Réalisée dans le cadre d’une saisine émanant du Chef du Gouvernement, cette étude vise à identifier les principaux problèmes et dysfonctionnements à traiter en matière de politique de santé mentale, de prise en charge des troubles mentaux et de prévention du suicide.
Au niveau international, l’OMS estimait en 2019, que près d’une personne sur huit dans le monde souffrait d’un trouble mental. Le suicide a, quant à lui, touché plus d’une personne sur cent. Or, malgré l’ampleur du phénomène et le fait que la santé mentale est considérée par l’OMS comme une composante essentielle et indissociable de la santé générale, la plupart des systèmes sanitaires ont tendance à négliger la santé mentale et n’offrent pas les soins et l’accompagnement adéquats.
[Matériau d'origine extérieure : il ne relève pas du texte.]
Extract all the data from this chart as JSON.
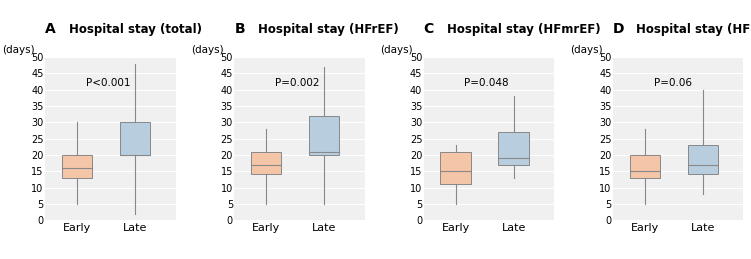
{
  "panels": [
    {
      "label": "A",
      "title": "Hospital stay (total)",
      "p_value": "P<0.001",
      "early": {
        "q1": 13,
        "median": 16,
        "q3": 20,
        "whisker_low": 5,
        "whisker_high": 30
      },
      "late": {
        "q1": 20,
        "median": 20,
        "q3": 30,
        "whisker_low": 2,
        "whisker_high": 48
      }
    },
    {
      "label": "B",
      "title": "Hospital stay (HFrEF)",
      "p_value": "P=0.002",
      "early": {
        "q1": 14,
        "median": 17,
        "q3": 21,
        "whisker_low": 5,
        "whisker_high": 28
      },
      "late": {
        "q1": 20,
        "median": 21,
        "q3": 32,
        "whisker_low": 5,
        "whisker_high": 47
      }
    },
    {
      "label": "C",
      "title": "Hospital stay (HFmrEF)",
      "p_value": "P=0.048",
      "early": {
        "q1": 11,
        "median": 15,
        "q3": 21,
        "whisker_low": 5,
        "whisker_high": 23
      },
      "late": {
        "q1": 17,
        "median": 19,
        "q3": 27,
        "whisker_low": 13,
        "whisker_high": 38
      }
    },
    {
      "label": "D",
      "title": "Hospital stay (HFpEF)",
      "p_value": "P=0.06",
      "early": {
        "q1": 13,
        "median": 15,
        "q3": 20,
        "whisker_low": 5,
        "whisker_high": 28
      },
      "late": {
        "q1": 14,
        "median": 17,
        "q3": 23,
        "whisker_low": 8,
        "whisker_high": 40
      }
    }
  ],
  "ylim": [
    0,
    50
  ],
  "yticks": [
    0,
    5,
    10,
    15,
    20,
    25,
    30,
    35,
    40,
    45,
    50
  ],
  "ylabel": "(days)",
  "color_early": "#F5C5A8",
  "color_late": "#B8CEDF",
  "edge_color": "#888888",
  "median_color": "#888888",
  "whisker_color": "#888888",
  "bg_color": "#F0F0F0"
}
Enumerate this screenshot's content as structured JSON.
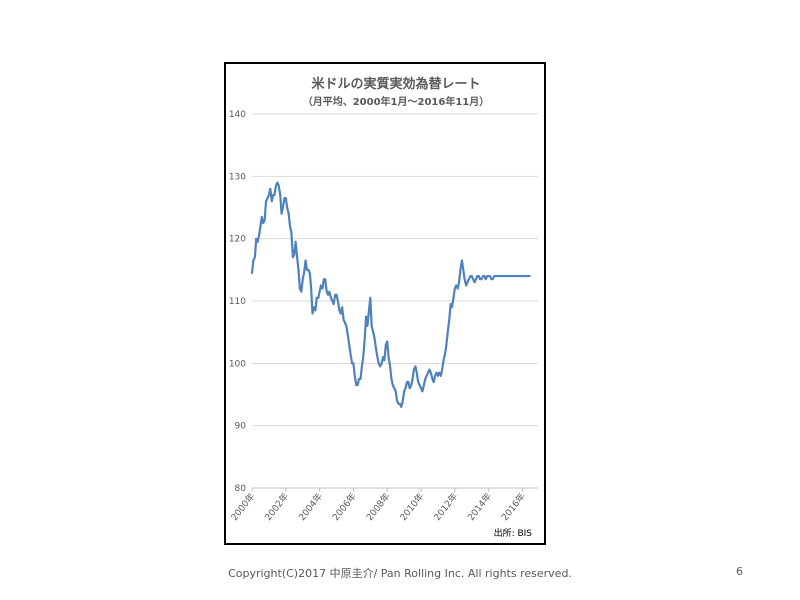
{
  "chart_data": {
    "type": "line",
    "title": "米ドルの実質実効為替レート",
    "subtitle": "（月平均、2000年1月～2016年11月）",
    "source": "出所: BIS",
    "xlabel": "",
    "ylabel": "",
    "ylim": [
      80,
      140
    ],
    "yticks": [
      "80",
      "90",
      "100",
      "110",
      "120",
      "130",
      "140"
    ],
    "xlim": [
      2000.0,
      2016.92
    ],
    "xticks": [
      "2000年",
      "2002年",
      "2004年",
      "2006年",
      "2008年",
      "2010年",
      "2012年",
      "2014年",
      "2016年"
    ],
    "grid": true,
    "line_color": "#4f81bd",
    "series": [
      {
        "x": [
          2000.0,
          2000.08,
          2000.17,
          2000.25,
          2000.33,
          2000.42,
          2000.5,
          2000.58,
          2000.67,
          2000.75,
          2000.83,
          2000.92,
          2001.0,
          2001.08,
          2001.17,
          2001.25,
          2001.33,
          2001.42,
          2001.5,
          2001.58,
          2001.67,
          2001.75,
          2001.83,
          2001.92,
          2002.0,
          2002.08,
          2002.17,
          2002.25,
          2002.33,
          2002.42,
          2002.5,
          2002.58,
          2002.67,
          2002.75,
          2002.83,
          2002.92,
          2003.0,
          2003.08,
          2003.17,
          2003.25,
          2003.33,
          2003.42,
          2003.5,
          2003.58,
          2003.67,
          2003.75,
          2003.83,
          2003.92,
          2004.0,
          2004.08,
          2004.17,
          2004.25,
          2004.33,
          2004.42,
          2004.5,
          2004.58,
          2004.67,
          2004.75,
          2004.83,
          2004.92,
          2005.0,
          2005.08,
          2005.17,
          2005.25,
          2005.33,
          2005.42,
          2005.5,
          2005.58,
          2005.67,
          2005.75,
          2005.83,
          2005.92,
          2006.0,
          2006.08,
          2006.17,
          2006.25,
          2006.33,
          2006.42,
          2006.5,
          2006.58,
          2006.67,
          2006.75,
          2006.83,
          2006.92,
          2007.0,
          2007.08,
          2007.17,
          2007.25,
          2007.33,
          2007.42,
          2007.5,
          2007.58,
          2007.67,
          2007.75,
          2007.83,
          2007.92,
          2008.0,
          2008.08,
          2008.17,
          2008.25,
          2008.33,
          2008.42,
          2008.5,
          2008.58,
          2008.67,
          2008.75,
          2008.83,
          2008.92,
          2009.0,
          2009.08,
          2009.17,
          2009.25,
          2009.33,
          2009.42,
          2009.5,
          2009.58,
          2009.67,
          2009.75,
          2009.83,
          2009.92,
          2010.0,
          2010.08,
          2010.17,
          2010.25,
          2010.33,
          2010.42,
          2010.5,
          2010.58,
          2010.67,
          2010.75,
          2010.83,
          2010.92,
          2011.0,
          2011.08,
          2011.17,
          2011.25,
          2011.33,
          2011.42,
          2011.5,
          2011.58,
          2011.67,
          2011.75,
          2011.83,
          2011.92,
          2012.0,
          2012.08,
          2012.17,
          2012.25,
          2012.33,
          2012.42,
          2012.5,
          2012.58,
          2012.67,
          2012.75,
          2012.83,
          2012.92,
          2013.0,
          2013.08,
          2013.17,
          2013.25,
          2013.33,
          2013.42,
          2013.5,
          2013.58,
          2013.67,
          2013.75,
          2013.83,
          2013.92,
          2014.0,
          2014.08,
          2014.17,
          2014.25,
          2014.33,
          2014.42,
          2014.5,
          2014.58,
          2014.67,
          2014.75,
          2014.83,
          2014.92,
          2015.0,
          2015.08,
          2015.17,
          2015.25,
          2015.33,
          2015.42,
          2015.5,
          2015.58,
          2015.67,
          2015.75,
          2015.83,
          2015.92,
          2016.0,
          2016.08,
          2016.17,
          2016.25,
          2016.33,
          2016.42,
          2016.5,
          2016.58,
          2016.67,
          2016.75,
          2016.83,
          2016.92
        ],
        "y": [
          114.5,
          116.5,
          117.0,
          120.0,
          119.5,
          120.5,
          122.0,
          123.5,
          122.5,
          123.0,
          126.0,
          126.5,
          127.0,
          128.0,
          126.0,
          127.0,
          127.0,
          128.5,
          129.0,
          128.5,
          127.0,
          124.0,
          125.0,
          126.5,
          126.5,
          125.0,
          124.0,
          122.0,
          121.0,
          117.0,
          117.5,
          119.5,
          117.0,
          115.0,
          112.0,
          111.5,
          113.5,
          114.5,
          116.5,
          115.0,
          115.0,
          114.5,
          112.0,
          108.0,
          109.0,
          108.5,
          110.5,
          110.5,
          111.5,
          112.5,
          112.0,
          113.5,
          113.5,
          111.5,
          111.0,
          111.5,
          110.5,
          110.0,
          109.5,
          111.0,
          111.0,
          110.0,
          108.5,
          108.0,
          109.0,
          107.0,
          106.5,
          106.0,
          104.5,
          103.0,
          101.5,
          100.0,
          100.0,
          98.0,
          96.5,
          96.5,
          97.5,
          97.5,
          99.5,
          101.0,
          104.0,
          107.5,
          106.0,
          108.5,
          110.5,
          106.0,
          105.0,
          104.0,
          102.5,
          101.0,
          100.0,
          99.5,
          100.0,
          101.0,
          100.5,
          103.0,
          103.5,
          101.0,
          99.5,
          97.5,
          96.5,
          96.0,
          95.5,
          94.0,
          93.5,
          93.5,
          93.0,
          94.0,
          95.5,
          96.0,
          97.0,
          97.0,
          96.0,
          96.5,
          97.5,
          99.0,
          99.5,
          98.5,
          97.0,
          96.5,
          96.0,
          95.5,
          96.5,
          97.5,
          98.0,
          98.5,
          99.0,
          98.5,
          97.5,
          97.0,
          98.0,
          98.5,
          98.0,
          98.5,
          98.0,
          99.0,
          100.5,
          101.5,
          103.0,
          105.0,
          107.0,
          109.5,
          109.0,
          110.5,
          112.0,
          112.5,
          112.0,
          113.0,
          115.0,
          116.5,
          115.0,
          113.5,
          112.5,
          113.0,
          113.5,
          114.0,
          114.0,
          113.5,
          113.0,
          113.5,
          114.0,
          114.0,
          113.5,
          113.5,
          114.0,
          114.0,
          113.5,
          114.0,
          114.0,
          114.0,
          113.5,
          113.5,
          114.0,
          114.0,
          114.0,
          114.0,
          114.0,
          114.0,
          114.0,
          114.0,
          114.0,
          114.0,
          114.0,
          114.0,
          114.0,
          114.0,
          114.0,
          114.0,
          114.0,
          114.0,
          114.0,
          114.0,
          114.0,
          114.0,
          114.0,
          114.0,
          114.0,
          114.0,
          114.0,
          114.0,
          114.0,
          114.0,
          114.0,
          114.0
        ]
      }
    ]
  },
  "footer": {
    "copyright": "Copyright(C)2017 中原圭介/ Pan Rolling Inc. All rights reserved.",
    "page_number": "6"
  }
}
En effet, les États ne consacrent en moyenne à la santé mentale que 2% de leurs budgets dédiés à la santé.
Au Maroc, en l’absence de statistiques exhaustives et précises sur l’investissement public en matière de santé mentale, il apparait néanmoins que l’investissement réalisé par l’Etat dans ce domaine est manifestement insuffisant en termes de capacité litière et de ressources humaines.
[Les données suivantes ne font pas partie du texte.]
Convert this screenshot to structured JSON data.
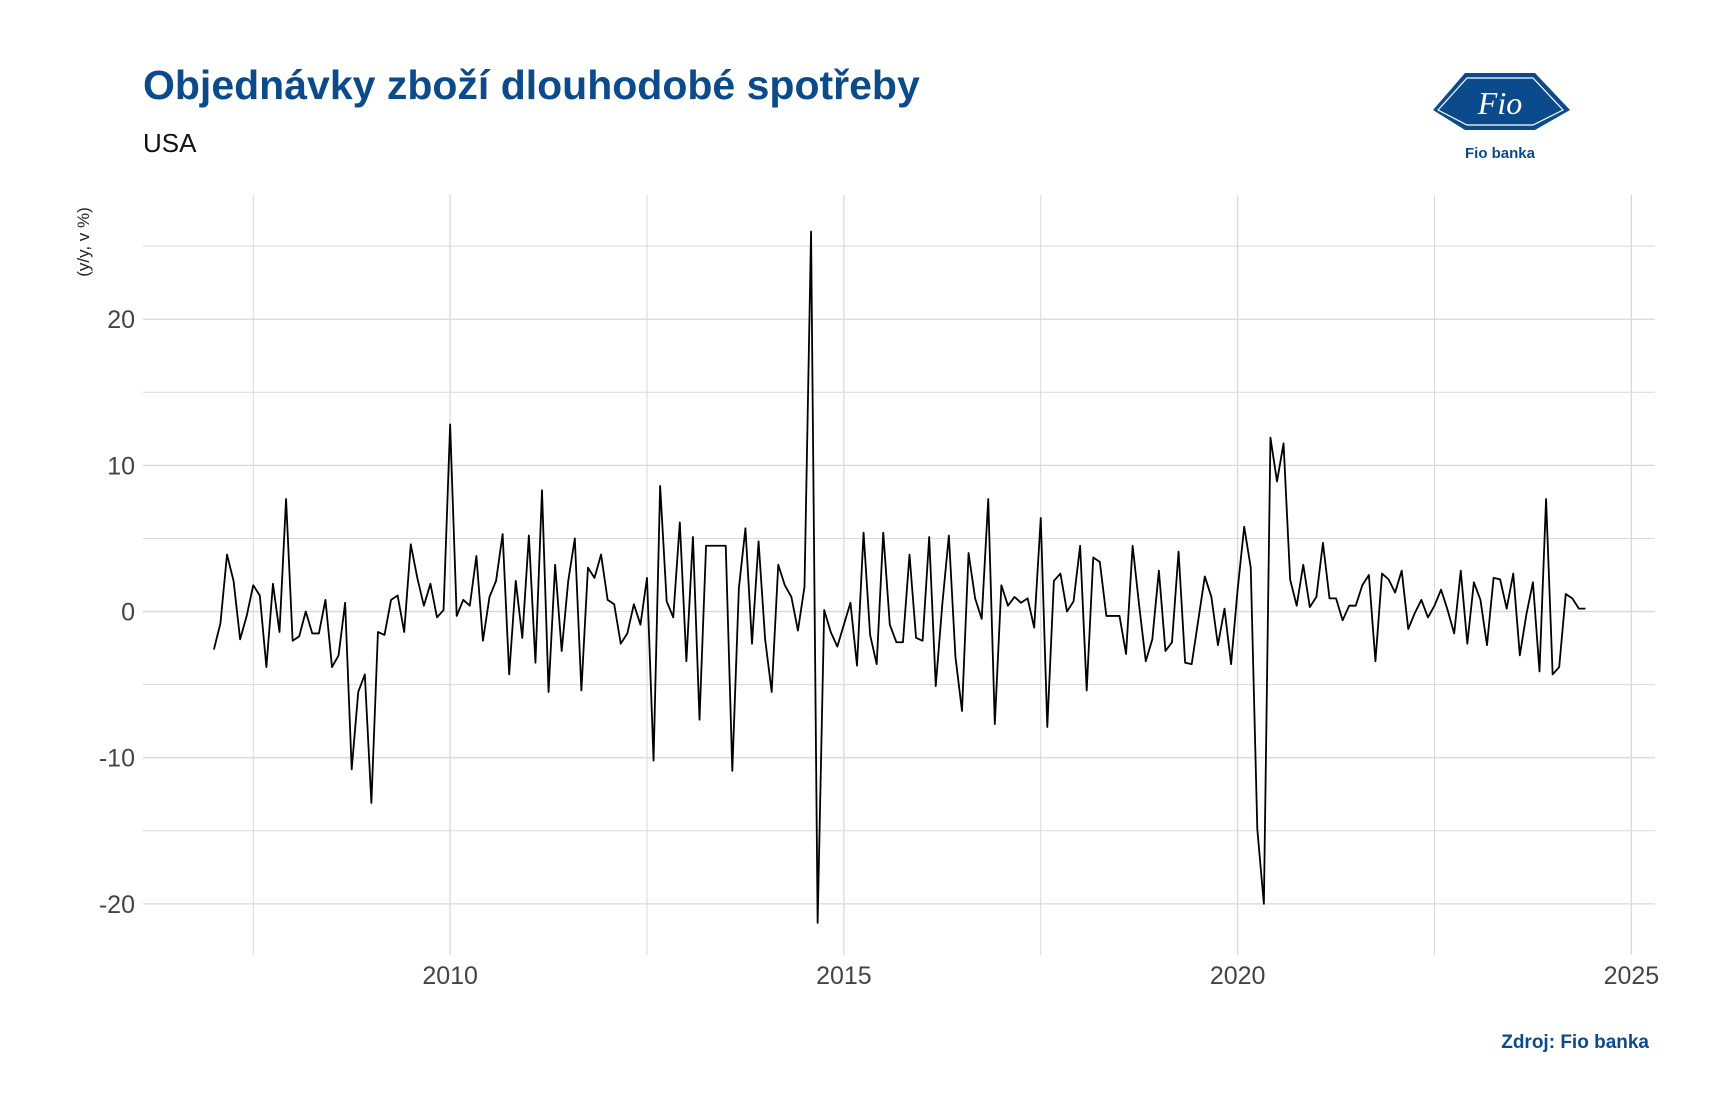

Par ailleurs, le CESE relève que la question de la santé mentale demeure appréhendée quasi-exclusivement sous l’angle de la maladie mentale, en occultant le rôle prédominant des déterminants socioculturels de la santé. Ces déterminants peuvent être notamment biologiques, sociaux/sociétaux (violence familiale et sociale, discrimination à l’égard des femmes, etc.) et économiques (conditions de travail en milieu professionnel, chômage, etc.). Ces facteurs peuvent, soit influer positivement sur la santé mentale des personnes, soit au contraire, la compromettre, de manière plus ou moins marquée, selon le degré de vulnérabilité des personnes atteintes et les caractéristiques du milieu dans lequel elles évoluent.
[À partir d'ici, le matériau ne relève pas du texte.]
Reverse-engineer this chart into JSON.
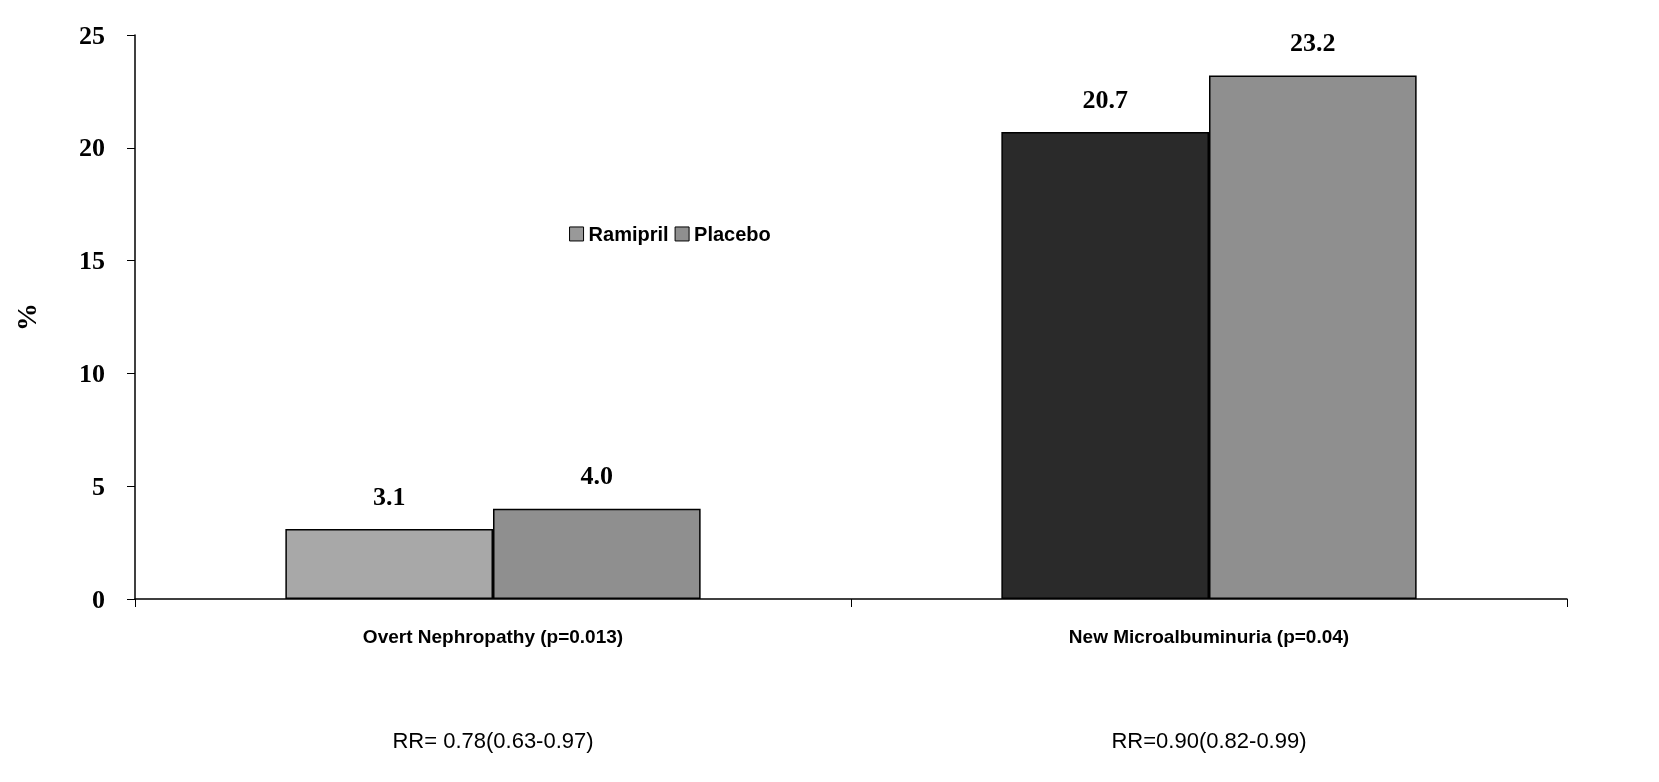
{
  "chart_data": {
    "type": "bar",
    "ylabel": "%",
    "categories": [
      "Overt Nephropathy (p=0.013)",
      "New Microalbuminuria (p=0.04)"
    ],
    "series": [
      {
        "name": "Ramipril",
        "color": "#999999",
        "colors": [
          "#a8a8a8",
          "#2a2a2a"
        ],
        "values": [
          3.1,
          20.7
        ]
      },
      {
        "name": "Placebo",
        "color": "#8f8f8f",
        "values": [
          4.0,
          23.2
        ]
      }
    ],
    "value_labels": [
      [
        "3.1",
        "20.7"
      ],
      [
        "4.0",
        "23.2"
      ]
    ],
    "ylim": [
      0,
      25
    ],
    "yticks": [
      0,
      5,
      10,
      15,
      20,
      25
    ],
    "grid": false,
    "legend": "center",
    "annotations": [
      "RR= 0.78(0.63-0.97)",
      "RR=0.90(0.82-0.99)"
    ]
  }
}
En outre, plusieurs insuffisances ont été constatées au niveau du cadre légal et de l’expertise judiciaire, psychiatrique et psychologique. A cela s’ajoutent les difficultés liées à l’internement judiciaire en établissement psychiatrique, à titre préventif ou pénal, pour les personnes présentant des troubles mentaux. Cet état de fait est exacerbé par des insuffisances notoires en matière de capacité litière et d’infrastructures dédiées.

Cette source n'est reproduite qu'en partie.